Iran: who protects whom?

The U.S. government’s decision to pull out of the Joint Comprehensive Plan of Action (JCPOA) with Iran means re-imposing the sanctions lifted under the deal.

While many U.S. entities – from GE Healthcare to Harvard University – are already in the country under licenses granted by Washington, analysts say the big question mark is what the U.S. government might do to non-U.S. companies that continue to work with Iran.

“European governments may urge their companies not to pull out of Iran, so that the Iranians feel as if they are still seeing the benefits of the JCPOA,” said Janet Kim, a partner at the Baker McKenzie law firm in Washington. “But companies will want to know what their governments can do to protect them from secondary sanctions by the U.S.”

Tide turns on no-poaching pacts

Non-competition and non-solicitation agreements are commonplace in U.S. employment contracts. They are designed to protect a company’s intellectual property, trade secrets and key customers from being acquired by departing employees for use at a competitor. Such agreements are typically enforceable and are assessed under state law.

But the U.S. Justice Department is cracking down on agreements with wider application.
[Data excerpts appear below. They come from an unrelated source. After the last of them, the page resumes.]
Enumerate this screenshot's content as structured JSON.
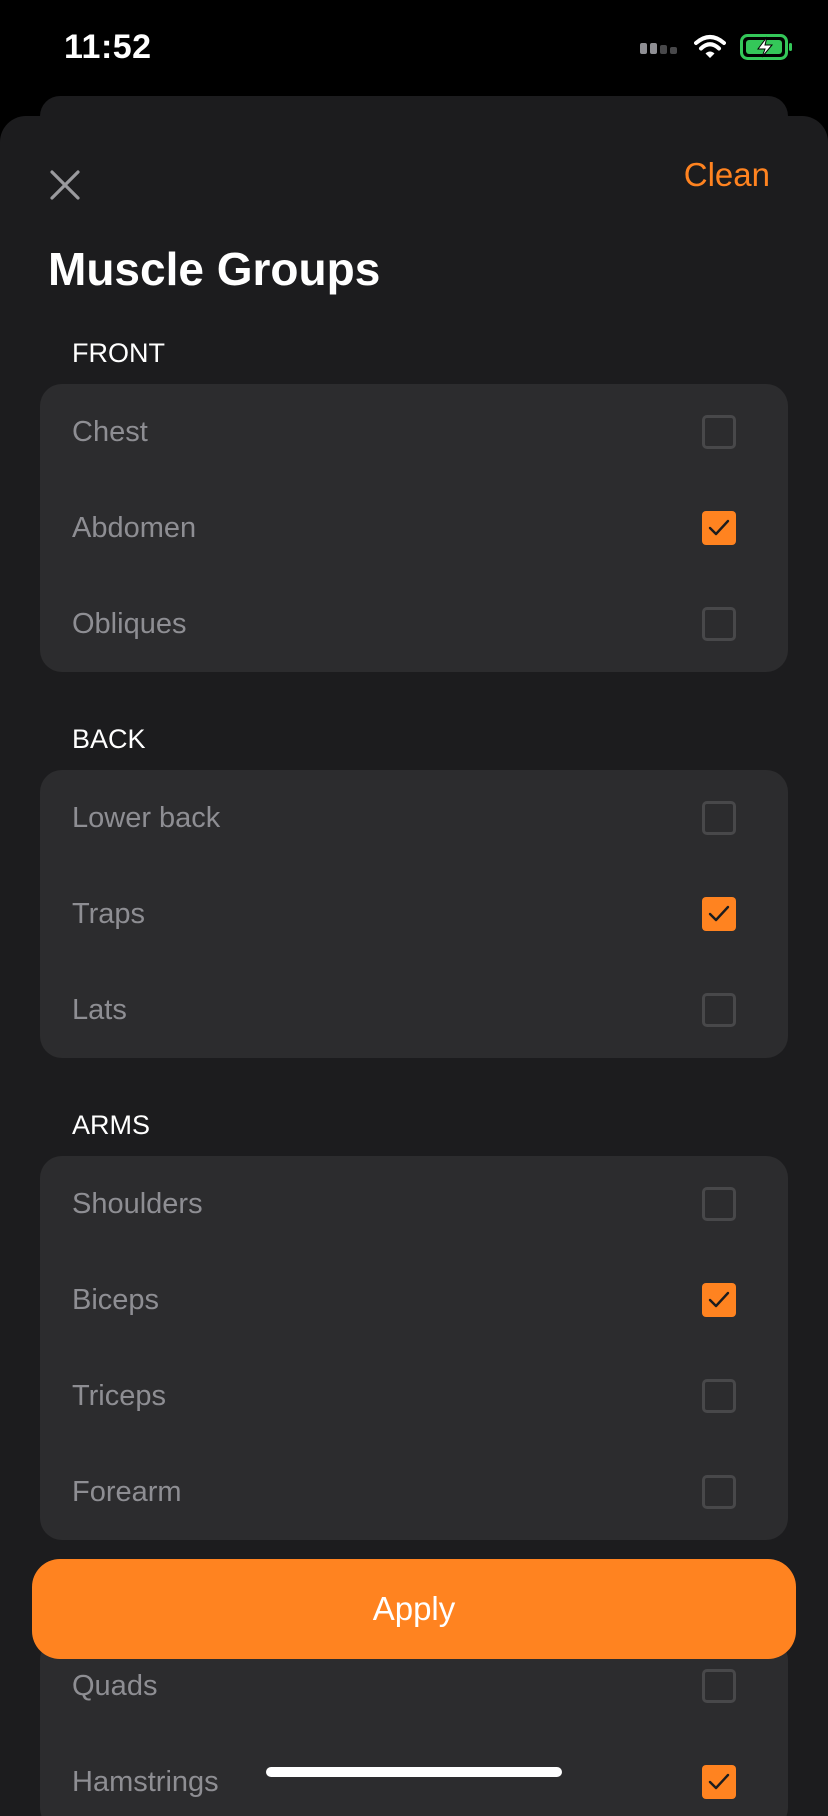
{
  "status_bar": {
    "time": "11:52"
  },
  "header": {
    "clean_label": "Clean",
    "title": "Muscle Groups"
  },
  "sections": [
    {
      "label": "FRONT",
      "items": [
        {
          "label": "Chest",
          "checked": false
        },
        {
          "label": "Abdomen",
          "checked": true
        },
        {
          "label": "Obliques",
          "checked": false
        }
      ]
    },
    {
      "label": "BACK",
      "items": [
        {
          "label": "Lower back",
          "checked": false
        },
        {
          "label": "Traps",
          "checked": true
        },
        {
          "label": "Lats",
          "checked": false
        }
      ]
    },
    {
      "label": "ARMS",
      "items": [
        {
          "label": "Shoulders",
          "checked": false
        },
        {
          "label": "Biceps",
          "checked": true
        },
        {
          "label": "Triceps",
          "checked": false
        },
        {
          "label": "Forearm",
          "checked": false
        }
      ]
    },
    {
      "label": "",
      "items": [
        {
          "label": "Quads",
          "checked": false
        },
        {
          "label": "Hamstrings",
          "checked": true
        }
      ]
    }
  ],
  "apply_label": "Apply",
  "colors": {
    "accent": "#ff8320",
    "sheet_bg": "#1c1c1e",
    "card_bg": "#2c2c2e",
    "item_text": "#8e8e93",
    "battery": "#34c759"
  },
  "icons": {
    "close": "close-icon",
    "check": "checkmark-icon",
    "signal": "cellular-signal-icon",
    "wifi": "wifi-icon",
    "battery": "battery-charging-icon"
  }
}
It reached a settlement with Knorr-Bremse and Westinghouse Air Brake Technologies Corporation (Wabtec), two of the world’s largest rail equipment suppliers, to resolve a lawsuit alleging that the companies maintained unlawful agreements not to compete for each other’s employees.  

Knorr and Wabtec reached sweeping “no-poach” agreements not to solicit, recruit, hire without prior approval, or otherwise compete with one another for employees, according to the DoJ complaint.

Such agreements “are primarily designed with and motivated solely by a desire to not lose highly trained employees”, noted Michael M. Briley, a partner at the Shumaker Loop & Kendrick law firm in Toledo. “As such, they enjoy much less policy approval by courts and juries.”